The closest ever Einstein ring, picked up by the European Space Agency’s Euclid space telescope
ESA
Astronomers have identified the closest ever Einstein ring, a rare phenomenon where light from a further-off galaxy is bent by the gravity of a galaxy closer to Earth. The ring was previously thought to be one galaxy and was identified more than 100 years ago.
Galactic lenses like this one, which is the closest astronomers have ever found, were predicted by Albert Einstein in 1936 from his theory of general relativity. At the time, he thought such an effect would be impossible to observe. In fact, he would have been able to see one if he had just had a powerful enough telescope. “It was there all along, but we had no idea,” says Thomas Collett at the University of Portsmouth, UK.
Collett and his team realised that the oval-shaped galaxy NGC 6505, which is about 600 million light years from Earth and was first spotted in 1884, was actually a galactic lens while looking at early data from the European Space Agency’s new Euclid telescope. This has recently started scanning billions of galaxies over an area that will eventually span a third of the night sky.
Team member Bruno Altieri at the European Space Agency observed the Einstein ring while he was validating early Euclid testing data, says Collett. “There was this abundantly obvious Einstein ring. There’s not that many things in the universe that can produce a ring like this.”
“We would have expected about a 1 in 3 chance of finding something as spectacular as this over the whole survey,” he says. “To find it in essentially the first, earliest data is spectacularly lucky. This is probably the prettiest lens we will find in the mission.”
The ring itself is exceptionally bright compared with most Einstein rings that we know of, says Collett, in part because it is very close to us, but also due to Euclid’s imaging capabilities. “It’s like someone with bad eyesight putting their glasses on,” says Collett. This makes it easier to see the four images of the faraway galaxy, which is about 6 billion light years from Earth. The faint orange light surrounding the bright ring is the lensing galaxy.

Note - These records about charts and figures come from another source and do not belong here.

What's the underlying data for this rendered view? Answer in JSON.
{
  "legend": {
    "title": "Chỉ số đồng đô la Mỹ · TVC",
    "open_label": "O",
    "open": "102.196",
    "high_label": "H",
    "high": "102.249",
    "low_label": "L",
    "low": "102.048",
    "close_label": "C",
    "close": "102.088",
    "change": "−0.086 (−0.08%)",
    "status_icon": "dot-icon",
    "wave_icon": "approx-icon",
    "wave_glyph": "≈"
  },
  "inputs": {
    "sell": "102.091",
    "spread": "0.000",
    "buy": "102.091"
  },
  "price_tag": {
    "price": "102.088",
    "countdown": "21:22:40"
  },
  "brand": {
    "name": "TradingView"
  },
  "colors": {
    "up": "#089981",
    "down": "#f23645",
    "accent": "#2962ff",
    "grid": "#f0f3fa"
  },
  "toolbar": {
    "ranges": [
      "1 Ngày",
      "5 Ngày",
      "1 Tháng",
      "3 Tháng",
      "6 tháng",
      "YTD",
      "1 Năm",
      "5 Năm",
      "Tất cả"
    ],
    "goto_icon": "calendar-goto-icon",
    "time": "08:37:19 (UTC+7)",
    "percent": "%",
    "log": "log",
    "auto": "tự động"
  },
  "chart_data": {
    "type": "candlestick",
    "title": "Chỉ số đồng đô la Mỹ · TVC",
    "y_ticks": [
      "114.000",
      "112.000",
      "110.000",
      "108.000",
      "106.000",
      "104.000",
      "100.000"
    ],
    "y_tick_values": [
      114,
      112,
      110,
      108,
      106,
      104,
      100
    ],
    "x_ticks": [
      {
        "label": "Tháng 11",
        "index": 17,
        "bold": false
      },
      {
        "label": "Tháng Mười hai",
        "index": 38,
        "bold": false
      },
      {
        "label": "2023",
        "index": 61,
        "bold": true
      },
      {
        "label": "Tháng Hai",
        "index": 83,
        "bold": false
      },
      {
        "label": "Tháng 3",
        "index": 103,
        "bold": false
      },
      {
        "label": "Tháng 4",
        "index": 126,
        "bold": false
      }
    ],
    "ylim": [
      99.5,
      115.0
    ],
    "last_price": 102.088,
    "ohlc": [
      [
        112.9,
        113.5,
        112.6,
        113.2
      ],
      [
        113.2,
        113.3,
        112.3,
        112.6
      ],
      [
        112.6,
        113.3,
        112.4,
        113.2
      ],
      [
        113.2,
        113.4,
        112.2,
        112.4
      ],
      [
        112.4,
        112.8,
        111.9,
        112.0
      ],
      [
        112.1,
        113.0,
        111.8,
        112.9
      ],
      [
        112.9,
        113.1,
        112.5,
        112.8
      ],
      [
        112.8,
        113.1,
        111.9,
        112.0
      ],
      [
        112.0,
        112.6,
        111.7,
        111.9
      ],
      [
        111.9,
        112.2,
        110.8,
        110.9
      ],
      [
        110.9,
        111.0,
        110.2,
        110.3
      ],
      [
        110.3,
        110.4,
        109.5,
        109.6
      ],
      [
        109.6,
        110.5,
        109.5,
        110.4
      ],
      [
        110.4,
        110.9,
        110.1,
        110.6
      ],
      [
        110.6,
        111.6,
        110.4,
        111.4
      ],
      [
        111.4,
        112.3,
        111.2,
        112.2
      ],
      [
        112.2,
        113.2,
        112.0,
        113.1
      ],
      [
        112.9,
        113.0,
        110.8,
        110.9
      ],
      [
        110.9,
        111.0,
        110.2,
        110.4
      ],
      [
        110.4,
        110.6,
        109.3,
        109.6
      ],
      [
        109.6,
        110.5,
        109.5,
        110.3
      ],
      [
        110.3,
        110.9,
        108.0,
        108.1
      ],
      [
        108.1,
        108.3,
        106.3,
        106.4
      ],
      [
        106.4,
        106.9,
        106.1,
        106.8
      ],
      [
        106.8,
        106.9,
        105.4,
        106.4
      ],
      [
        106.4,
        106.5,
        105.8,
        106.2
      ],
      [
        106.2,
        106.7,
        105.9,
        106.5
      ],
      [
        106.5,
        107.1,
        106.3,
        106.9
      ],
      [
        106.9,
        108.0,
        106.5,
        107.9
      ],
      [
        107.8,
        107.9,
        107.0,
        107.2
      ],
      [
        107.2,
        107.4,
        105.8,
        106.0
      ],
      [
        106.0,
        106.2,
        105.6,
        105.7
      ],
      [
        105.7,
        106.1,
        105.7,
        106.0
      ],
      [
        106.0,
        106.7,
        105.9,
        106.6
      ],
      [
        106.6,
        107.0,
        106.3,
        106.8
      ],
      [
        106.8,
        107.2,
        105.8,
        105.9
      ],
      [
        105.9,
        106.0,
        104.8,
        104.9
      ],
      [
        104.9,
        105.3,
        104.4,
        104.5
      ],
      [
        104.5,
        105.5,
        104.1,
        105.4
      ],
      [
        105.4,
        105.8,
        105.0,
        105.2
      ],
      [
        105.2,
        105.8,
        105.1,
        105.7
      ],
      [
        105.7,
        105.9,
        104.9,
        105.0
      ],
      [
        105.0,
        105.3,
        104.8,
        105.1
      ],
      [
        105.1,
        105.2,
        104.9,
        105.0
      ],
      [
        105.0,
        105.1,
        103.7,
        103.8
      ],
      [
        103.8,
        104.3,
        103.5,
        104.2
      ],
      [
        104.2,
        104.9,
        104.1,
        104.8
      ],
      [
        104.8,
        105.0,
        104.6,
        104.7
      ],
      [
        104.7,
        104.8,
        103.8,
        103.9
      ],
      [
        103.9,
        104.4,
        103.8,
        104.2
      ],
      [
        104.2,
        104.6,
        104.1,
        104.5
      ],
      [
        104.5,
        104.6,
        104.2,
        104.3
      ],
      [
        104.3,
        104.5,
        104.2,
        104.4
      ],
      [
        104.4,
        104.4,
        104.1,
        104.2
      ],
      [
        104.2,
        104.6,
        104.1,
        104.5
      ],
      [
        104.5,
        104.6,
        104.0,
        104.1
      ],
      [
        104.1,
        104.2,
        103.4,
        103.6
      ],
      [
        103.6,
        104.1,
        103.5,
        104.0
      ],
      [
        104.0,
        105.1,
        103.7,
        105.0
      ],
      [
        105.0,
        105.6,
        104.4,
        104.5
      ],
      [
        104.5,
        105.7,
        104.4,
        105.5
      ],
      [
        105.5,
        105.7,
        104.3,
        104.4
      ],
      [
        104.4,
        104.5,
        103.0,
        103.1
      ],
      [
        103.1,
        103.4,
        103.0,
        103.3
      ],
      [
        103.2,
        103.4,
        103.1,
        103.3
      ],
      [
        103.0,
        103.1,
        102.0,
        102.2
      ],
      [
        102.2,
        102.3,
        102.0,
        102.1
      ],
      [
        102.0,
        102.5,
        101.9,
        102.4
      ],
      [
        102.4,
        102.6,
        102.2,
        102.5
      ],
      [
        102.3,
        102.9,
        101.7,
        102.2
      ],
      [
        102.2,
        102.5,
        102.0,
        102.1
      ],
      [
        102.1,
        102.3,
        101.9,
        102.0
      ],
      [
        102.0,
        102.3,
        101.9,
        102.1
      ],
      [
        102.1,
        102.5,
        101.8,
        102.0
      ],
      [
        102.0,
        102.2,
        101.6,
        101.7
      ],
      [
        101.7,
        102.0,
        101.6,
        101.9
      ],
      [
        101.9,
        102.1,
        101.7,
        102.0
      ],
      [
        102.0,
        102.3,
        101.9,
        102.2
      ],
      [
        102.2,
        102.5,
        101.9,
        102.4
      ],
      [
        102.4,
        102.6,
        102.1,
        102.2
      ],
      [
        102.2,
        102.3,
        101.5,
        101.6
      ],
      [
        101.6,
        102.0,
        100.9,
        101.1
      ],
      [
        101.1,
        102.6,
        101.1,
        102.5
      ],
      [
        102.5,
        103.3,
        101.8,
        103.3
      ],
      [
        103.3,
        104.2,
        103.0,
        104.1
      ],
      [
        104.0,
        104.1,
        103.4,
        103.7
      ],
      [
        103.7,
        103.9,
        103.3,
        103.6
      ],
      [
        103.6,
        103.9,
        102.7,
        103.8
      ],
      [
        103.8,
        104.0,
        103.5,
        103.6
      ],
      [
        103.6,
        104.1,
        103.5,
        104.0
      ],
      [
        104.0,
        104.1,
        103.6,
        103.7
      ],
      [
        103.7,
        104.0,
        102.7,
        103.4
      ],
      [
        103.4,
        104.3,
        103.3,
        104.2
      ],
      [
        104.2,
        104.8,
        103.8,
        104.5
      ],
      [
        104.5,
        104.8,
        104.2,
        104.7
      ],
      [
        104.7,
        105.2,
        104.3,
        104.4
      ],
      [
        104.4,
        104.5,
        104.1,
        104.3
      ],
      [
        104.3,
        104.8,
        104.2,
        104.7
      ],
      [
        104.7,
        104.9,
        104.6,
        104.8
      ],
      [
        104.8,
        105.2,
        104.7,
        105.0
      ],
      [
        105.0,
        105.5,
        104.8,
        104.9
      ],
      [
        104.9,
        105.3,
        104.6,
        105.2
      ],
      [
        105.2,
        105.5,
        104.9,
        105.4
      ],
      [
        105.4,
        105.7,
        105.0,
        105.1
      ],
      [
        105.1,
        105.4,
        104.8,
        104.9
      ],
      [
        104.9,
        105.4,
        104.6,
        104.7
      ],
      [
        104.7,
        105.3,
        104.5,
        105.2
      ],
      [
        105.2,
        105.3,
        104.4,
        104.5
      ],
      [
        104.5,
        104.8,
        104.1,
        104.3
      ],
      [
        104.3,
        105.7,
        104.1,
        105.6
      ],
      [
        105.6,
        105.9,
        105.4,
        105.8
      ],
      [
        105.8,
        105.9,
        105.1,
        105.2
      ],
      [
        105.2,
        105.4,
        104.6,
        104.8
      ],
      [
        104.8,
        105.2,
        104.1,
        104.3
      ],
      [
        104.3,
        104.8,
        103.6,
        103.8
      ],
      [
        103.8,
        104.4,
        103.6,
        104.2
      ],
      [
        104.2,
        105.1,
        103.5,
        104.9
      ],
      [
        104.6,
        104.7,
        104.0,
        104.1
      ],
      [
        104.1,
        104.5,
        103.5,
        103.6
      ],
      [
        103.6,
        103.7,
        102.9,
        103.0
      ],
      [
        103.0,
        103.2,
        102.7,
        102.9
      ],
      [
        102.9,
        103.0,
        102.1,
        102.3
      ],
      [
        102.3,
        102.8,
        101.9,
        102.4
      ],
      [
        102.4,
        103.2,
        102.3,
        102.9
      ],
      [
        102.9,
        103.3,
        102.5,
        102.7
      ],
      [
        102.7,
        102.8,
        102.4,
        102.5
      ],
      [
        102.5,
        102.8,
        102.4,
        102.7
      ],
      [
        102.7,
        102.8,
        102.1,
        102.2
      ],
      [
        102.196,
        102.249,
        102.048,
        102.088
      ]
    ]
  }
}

Having an Einstein ring so close to Earth will let us test relativity in ways we can’t with other faraway lenses, says Collett, because they can measure the galaxy’s mass in two ways: using the amount the light bends and the speed of the stars, which are often too distant to accurately measure. Einstein’s general relativity says these masses should be the same, so any difference might suggest our theory of gravity needs to be modified.
When Collett and his colleagues measured the mass of the lensed galaxy, they also found a slightly higher number than should be possible from just the estimated number of stars in the galaxy. This could be due to dark matter clumping together in the galaxy’s centre, says Frédéric Dux at the European Southern Observatory, though we will need to find many more Einstein lenses to confirm, he says.